Paul
Goble
Staunton, January 21 – Vladimir Putin’s
decision to disband the Ministry for the North Caucasus, an institution he set
up in 2014, appeared to open the way not only for even greater central control
over that region but also for the elimination in the near term of the other
regional ministry, the Ministry for the Development of the Arctic and Russian
Far East.
But at least one expert who is close
to the situation suggests that the Caucasus ministry was never close to the
region and that its demise may have a different set of consequences than might
appear at first blush to be likely.
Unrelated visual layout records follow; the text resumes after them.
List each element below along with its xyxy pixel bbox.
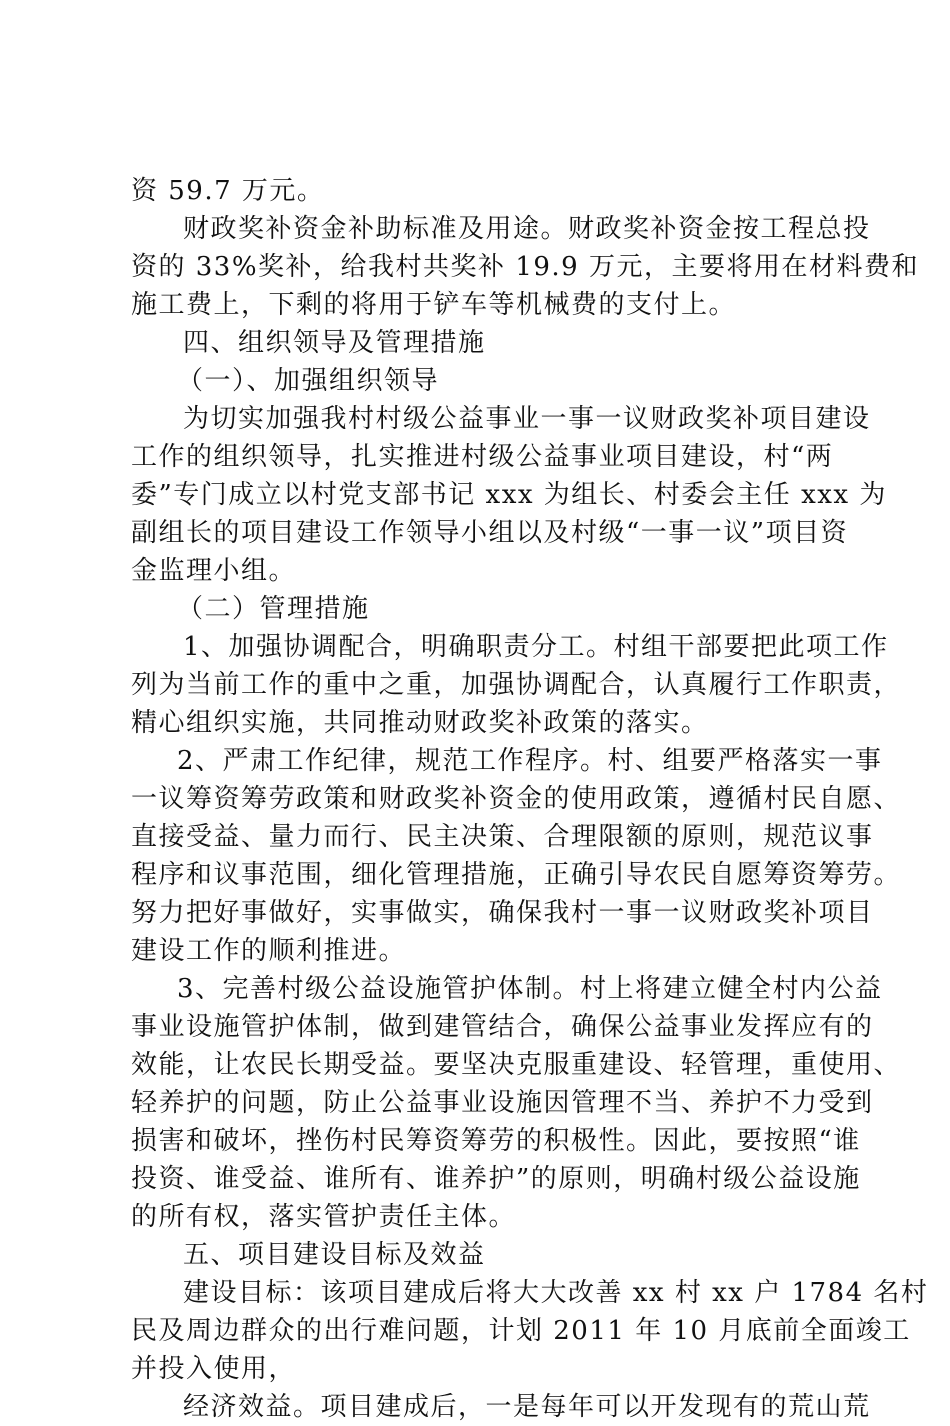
section-heading: 四、组织领导及管理措施 [183, 328, 486, 358]
subsection-heading: （二）管理措施 [177, 594, 370, 624]
text-line: 金监理小组。 [131, 556, 297, 586]
text-line: 资的 33%奖补，给我村共奖补 19.9 万元，主要将用在材料费和 [131, 252, 919, 282]
text-line: 2、严肃工作纪律，规范工作程序。村、组要严格落实一事 [177, 746, 883, 776]
text-line: 程序和议事范围，细化管理措施，正确引导农民自愿筹资筹劳。 [131, 860, 902, 890]
text-line: 1、加强协调配合，明确职责分工。村组干部要把此项工作 [183, 632, 889, 662]
text-line: 损害和破坏，挫伤村民筹资筹劳的积极性。因此，要按照“谁 [131, 1126, 861, 1156]
text-line: 效能，让农民长期受益。要坚决克服重建设、轻管理，重使用、 [131, 1050, 902, 1080]
subsection-heading: （一）、加强组织领导 [177, 366, 440, 396]
text-line: 的所有权，落实管护责任主体。 [131, 1202, 517, 1232]
text-line: 轻养护的问题，防止公益事业设施因管理不当、养护不力受到 [131, 1088, 874, 1118]
text-line: 建设工作的顺利推进。 [131, 936, 407, 966]
text-line: 事业设施管护体制，做到建管结合，确保公益事业发挥应有的 [131, 1012, 874, 1042]
section-heading: 五、项目建设目标及效益 [183, 1240, 486, 1270]
text-line: 一议筹资筹劳政策和财政奖补资金的使用政策，遵循村民自愿、 [131, 784, 902, 814]
text-line: 民及周边群众的出行难问题，计划 2011 年 10 月底前全面竣工 [131, 1316, 911, 1346]
text-line: 并投入使用， [131, 1354, 297, 1384]
text-line: 为切实加强我村村级公益事业一事一议财政奖补项目建设 [183, 404, 871, 434]
text-line: 委”专门成立以村党支部书记 xxx 为组长、村委会主任 xxx 为 [131, 480, 887, 510]
text-line: 施工费上，下剩的将用于铲车等机械费的支付上。 [131, 290, 737, 320]
text-line: 副组长的项目建设工作领导小组以及村级“一事一议”项目资 [131, 518, 849, 548]
text-line: 3、完善村级公益设施管护体制。村上将建立健全村内公益 [177, 974, 883, 1004]
text-line: 经济效益。项目建成后，一是每年可以开发现有的荒山荒 [183, 1392, 871, 1422]
text-line: 工作的组织领导，扎实推进村级公益事业项目建设，村“两 [131, 442, 834, 472]
text-line: 建设目标：该项目建成后将大大改善 xx 村 xx 户 1784 名村 [183, 1278, 929, 1308]
text-line: 直接受益、量力而行、民主决策、合理限额的原则，规范议事 [131, 822, 874, 852]
text-line: 财政奖补资金补助标准及用途。财政奖补资金按工程总投 [183, 214, 871, 244]
text-line: 投资、谁受益、谁所有、谁养护”的原则，明确村级公益设施 [131, 1164, 861, 1194]
text-line: 列为当前工作的重中之重，加强协调配合，认真履行工作职责， [131, 670, 902, 700]
text-line: 努力把好事做好，实事做实，确保我村一事一议财政奖补项目 [131, 898, 874, 928]
text-line: 精心组织实施，共同推动财政奖补政策的落实。 [131, 708, 709, 738]
text-line: 资 59.7 万元。 [131, 176, 325, 206]
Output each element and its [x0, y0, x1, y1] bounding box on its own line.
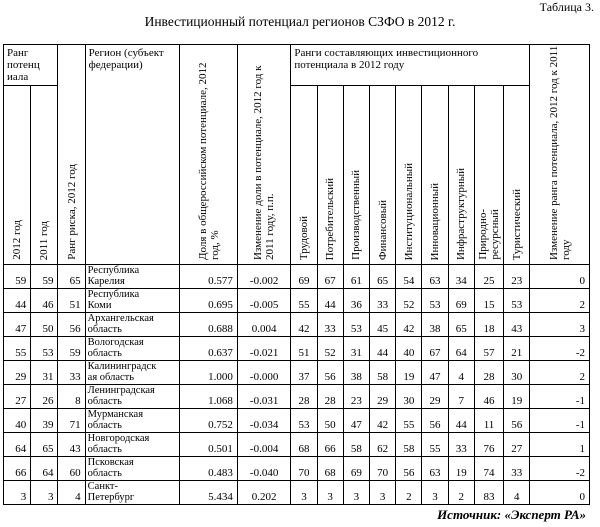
rank-2012-header: 2012 год — [4, 86, 31, 265]
table-row — [4, 457, 590, 481]
component-rank-cell: 45 — [370, 313, 396, 337]
risk-rank-cell: 51 — [58, 289, 85, 313]
component-rank-cell: 3 — [370, 481, 396, 505]
rank-2012-cell: 47 — [4, 313, 31, 337]
component-rank-cell: 53 — [504, 289, 530, 313]
component-rank-cell: 56 — [396, 457, 422, 481]
component-rank-cell: 23 — [343, 385, 369, 409]
component-rank-cell: 33 — [448, 433, 474, 457]
region-cell: Ленинградская область — [85, 385, 180, 409]
component-rank-cell: 65 — [370, 265, 396, 289]
component-rank-cell: 37 — [291, 361, 317, 385]
share-change-header: Изменение доли в потенциале, 2012 год к 2011 году, п.п. — [237, 45, 290, 265]
rank-2011-cell: 3 — [31, 481, 58, 505]
region-cell: Новгородская область — [85, 433, 180, 457]
component-rank-cell: 19 — [396, 361, 422, 385]
component-header: Потребительский — [317, 86, 343, 265]
rank-group-header: Ранг потенц иала — [4, 45, 58, 86]
component-rank-cell: 56 — [504, 409, 530, 433]
component-rank-cell: 44 — [370, 337, 396, 361]
component-rank-cell: 53 — [422, 289, 448, 313]
component-rank-cell: 42 — [396, 313, 422, 337]
risk-rank-cell: 33 — [58, 361, 85, 385]
table-row — [4, 289, 590, 313]
region-cell: Вологодская область — [85, 337, 180, 361]
component-rank-cell: 38 — [343, 361, 369, 385]
component-rank-cell: 63 — [422, 265, 448, 289]
component-rank-cell: 33 — [317, 313, 343, 337]
rank-2011-cell: 53 — [31, 337, 58, 361]
component-rank-cell: 70 — [291, 457, 317, 481]
rank-2011-cell: 46 — [31, 289, 58, 313]
component-rank-cell: 74 — [474, 457, 503, 481]
share-change-cell: -0.031 — [237, 385, 290, 409]
component-rank-cell: 52 — [317, 337, 343, 361]
component-rank-cell: 44 — [448, 409, 474, 433]
component-rank-cell: 62 — [370, 433, 396, 457]
component-rank-cell: 47 — [422, 361, 448, 385]
rank-change-cell: 2 — [530, 289, 590, 313]
share-cell: 0.688 — [180, 313, 237, 337]
component-rank-cell: 83 — [474, 481, 503, 505]
component-rank-cell: 27 — [504, 433, 530, 457]
share-cell: 0.501 — [180, 433, 237, 457]
rank-2012-cell: 44 — [4, 289, 31, 313]
table-row — [4, 361, 590, 385]
rank-2011-cell: 65 — [31, 433, 58, 457]
component-header: Финансовый — [370, 86, 396, 265]
rank-2011-cell: 39 — [31, 409, 58, 433]
component-rank-cell: 30 — [396, 385, 422, 409]
share-change-cell: -0.021 — [237, 337, 290, 361]
rank-change-cell: 0 — [530, 481, 590, 505]
component-rank-cell: 11 — [474, 409, 503, 433]
component-rank-cell: 51 — [291, 337, 317, 361]
component-rank-cell: 55 — [422, 433, 448, 457]
share-change-cell: 0.202 — [237, 481, 290, 505]
region-cell: Архангельская область — [85, 313, 180, 337]
component-rank-cell: 57 — [474, 337, 503, 361]
rank-2011-header: 2011 год — [31, 86, 58, 265]
share-cell: 0.577 — [180, 265, 237, 289]
component-rank-cell: 56 — [422, 409, 448, 433]
rank-2012-cell: 59 — [4, 265, 31, 289]
component-rank-cell: 36 — [343, 289, 369, 313]
share-cell: 0.695 — [180, 289, 237, 313]
risk-rank-cell: 71 — [58, 409, 85, 433]
component-rank-cell: 4 — [504, 481, 530, 505]
component-rank-cell: 38 — [422, 313, 448, 337]
table-row — [4, 433, 590, 457]
source-label: Источник: — [437, 507, 502, 522]
component-header: Туристический — [504, 86, 530, 265]
region-cell: Санкт- Петербург — [85, 481, 180, 505]
table-number: Таблица 3. — [539, 0, 594, 14]
component-rank-cell: 70 — [370, 457, 396, 481]
risk-rank-cell: 59 — [58, 337, 85, 361]
component-rank-cell: 34 — [448, 265, 474, 289]
rank-2011-cell: 50 — [31, 313, 58, 337]
rank-2011-cell: 64 — [31, 457, 58, 481]
component-rank-cell: 64 — [448, 337, 474, 361]
region-cell: Республика Карелия — [85, 265, 180, 289]
rank-2012-cell: 40 — [4, 409, 31, 433]
rank-2012-cell: 29 — [4, 361, 31, 385]
rank-change-cell: -1 — [530, 409, 590, 433]
investment-potential-table — [3, 44, 590, 505]
rank-2012-cell: 55 — [4, 337, 31, 361]
component-rank-cell: 50 — [317, 409, 343, 433]
region-cell: Мурманская область — [85, 409, 180, 433]
risk-rank-cell: 8 — [58, 385, 85, 409]
rank-2011-cell: 59 — [31, 265, 58, 289]
component-rank-cell: 46 — [474, 385, 503, 409]
component-rank-cell: 55 — [396, 409, 422, 433]
rank-change-cell: -1 — [530, 385, 590, 409]
component-header: Природно- ресурсный — [474, 86, 503, 265]
component-rank-cell: 2 — [448, 481, 474, 505]
risk-rank-cell: 43 — [58, 433, 85, 457]
component-rank-cell: 3 — [317, 481, 343, 505]
component-rank-cell: 52 — [396, 289, 422, 313]
component-rank-cell: 28 — [291, 385, 317, 409]
table-title: Инвестиционный потенциал регионов СЗФО в 2012 г. — [144, 14, 456, 29]
share-change-cell: 0.004 — [237, 313, 290, 337]
component-rank-cell: 21 — [504, 337, 530, 361]
component-rank-cell: 53 — [343, 313, 369, 337]
share-cell: 0.752 — [180, 409, 237, 433]
component-rank-cell: 18 — [474, 313, 503, 337]
component-rank-cell: 58 — [343, 433, 369, 457]
component-rank-cell: 55 — [291, 289, 317, 313]
table-row — [4, 409, 590, 433]
component-rank-cell: 66 — [317, 433, 343, 457]
risk-rank-cell: 60 — [58, 457, 85, 481]
component-rank-cell: 3 — [422, 481, 448, 505]
component-rank-cell: 42 — [291, 313, 317, 337]
rank-2012-cell: 64 — [4, 433, 31, 457]
component-rank-cell: 3 — [343, 481, 369, 505]
component-rank-cell: 28 — [317, 385, 343, 409]
share-cell: 0.637 — [180, 337, 237, 361]
component-rank-cell: 25 — [474, 265, 503, 289]
component-rank-cell: 29 — [422, 385, 448, 409]
component-rank-cell: 69 — [291, 265, 317, 289]
share-change-cell: -0.034 — [237, 409, 290, 433]
region-header: Регион (субъект федерации) — [85, 45, 180, 265]
risk-rank-cell: 56 — [58, 313, 85, 337]
share-change-cell: -0.004 — [237, 433, 290, 457]
region-cell: Республика Коми — [85, 289, 180, 313]
component-rank-cell: 44 — [317, 289, 343, 313]
component-rank-cell: 43 — [504, 313, 530, 337]
rank-2011-cell: 31 — [31, 361, 58, 385]
component-rank-cell: 40 — [396, 337, 422, 361]
rank-change-cell: 0 — [530, 265, 590, 289]
rank-2012-cell: 3 — [4, 481, 31, 505]
region-cell: Псковская область — [85, 457, 180, 481]
component-rank-cell: 58 — [370, 361, 396, 385]
component-rank-cell: 65 — [448, 313, 474, 337]
rank-change-cell: -2 — [530, 457, 590, 481]
component-rank-cell: 53 — [291, 409, 317, 433]
component-rank-cell: 56 — [317, 361, 343, 385]
component-rank-cell: 67 — [422, 337, 448, 361]
component-header: Инфраструктурный — [448, 86, 474, 265]
component-rank-cell: 58 — [396, 433, 422, 457]
component-rank-cell: 3 — [291, 481, 317, 505]
table-row — [4, 313, 590, 337]
component-rank-cell: 76 — [474, 433, 503, 457]
rank-change-cell: 1 — [530, 433, 590, 457]
table-row — [4, 337, 590, 361]
component-rank-cell: 7 — [448, 385, 474, 409]
share-cell: 1.068 — [180, 385, 237, 409]
component-rank-cell: 31 — [343, 337, 369, 361]
component-rank-cell: 4 — [448, 361, 474, 385]
rank-2011-cell: 26 — [31, 385, 58, 409]
component-rank-cell: 47 — [343, 409, 369, 433]
share-cell: 5.434 — [180, 481, 237, 505]
rank-2012-cell: 27 — [4, 385, 31, 409]
component-rank-cell: 54 — [396, 265, 422, 289]
risk-rank-cell: 4 — [58, 481, 85, 505]
component-header: Трудовой — [291, 86, 317, 265]
component-rank-cell: 33 — [370, 289, 396, 313]
component-rank-cell: 42 — [370, 409, 396, 433]
risk-rank-cell: 65 — [58, 265, 85, 289]
rank-change-cell: -2 — [530, 337, 590, 361]
component-rank-cell: 61 — [343, 265, 369, 289]
components-group-header: Ранги составляющих инвестиционного потенциала в 2012 году — [291, 45, 530, 86]
table-row — [4, 385, 590, 409]
share-header: Доля в общероссийском потенциале, 2012 год, % — [180, 45, 237, 265]
component-rank-cell: 67 — [317, 265, 343, 289]
rank-change-header: Изменение ранга потенциала, 2012 год к 2011 году — [530, 45, 590, 265]
component-rank-cell: 19 — [504, 385, 530, 409]
component-header: Институциональный — [396, 86, 422, 265]
component-rank-cell: 30 — [504, 361, 530, 385]
rank-change-cell: 2 — [530, 361, 590, 385]
share-change-cell: -0.040 — [237, 457, 290, 481]
component-rank-cell: 15 — [474, 289, 503, 313]
component-rank-cell: 19 — [448, 457, 474, 481]
table-row — [4, 481, 590, 505]
share-change-cell: -0.002 — [237, 265, 290, 289]
share-cell: 0.483 — [180, 457, 237, 481]
component-rank-cell: 68 — [291, 433, 317, 457]
component-rank-cell: 2 — [396, 481, 422, 505]
component-header: Производственный — [343, 86, 369, 265]
share-cell: 1.000 — [180, 361, 237, 385]
component-rank-cell: 68 — [317, 457, 343, 481]
component-rank-cell: 69 — [448, 289, 474, 313]
rank-2012-cell: 66 — [4, 457, 31, 481]
share-change-cell: -0.005 — [237, 289, 290, 313]
component-rank-cell: 69 — [343, 457, 369, 481]
component-rank-cell: 29 — [370, 385, 396, 409]
risk-rank-header: Ранг риска, 2012 год — [58, 45, 85, 265]
rank-change-cell: 3 — [530, 313, 590, 337]
share-change-cell: -0.000 — [237, 361, 290, 385]
component-rank-cell: 63 — [422, 457, 448, 481]
region-cell: Калининградск ая область — [85, 361, 180, 385]
table-row — [4, 265, 590, 289]
source-value: «Эксперт РА» — [504, 507, 586, 522]
source-note — [437, 507, 586, 523]
component-rank-cell: 33 — [504, 457, 530, 481]
component-rank-cell: 23 — [504, 265, 530, 289]
component-header: Инновационный — [422, 86, 448, 265]
component-rank-cell: 28 — [474, 361, 503, 385]
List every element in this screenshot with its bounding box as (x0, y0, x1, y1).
In fact, Olga Timofeyeva, the deputy
speaker of the Russian Duma, implies that things could work out differently.
She says that the ministry fulfilled
the tasks Moscow assigned it at the time of its creation and that now, a new
system of financing and launching national projects means that the time for
such ministries has passed. But at the
same time, she says, the regional ministry wasn’t really “regional” (capost.media/news/policy/ministerstva-po-delam-severnogo-kavkaza-bolshe-net/).
That is because both the men who
headed it, Lev Kuznetsov and Sergey Chebotaryev, not only were “not people from
this macro-region” but also led the ministry from Moscow “and therefore did not
understand the specifics of the Caucasus. These people sat 1500 to 2000 kilometers
from the regions and tried to solve the problems of the North Caucasus
republics.”
That shortcoming almost certainly
had nothing to do with Putin’s decision, and it is entirely possible that the
new bureaucratic arrangement he has established – the North Caucasus ministry
is to be absorbed into the Ministry for Regional Development – may make the
situation even worse for the regions.
But it is also possible that the regional
development ministry which has offices around the Russian Federation may be
more attentive to local people. And if that happens, the demise of the North
Caucasians’ “own” ministry could ultimately work to their benefit.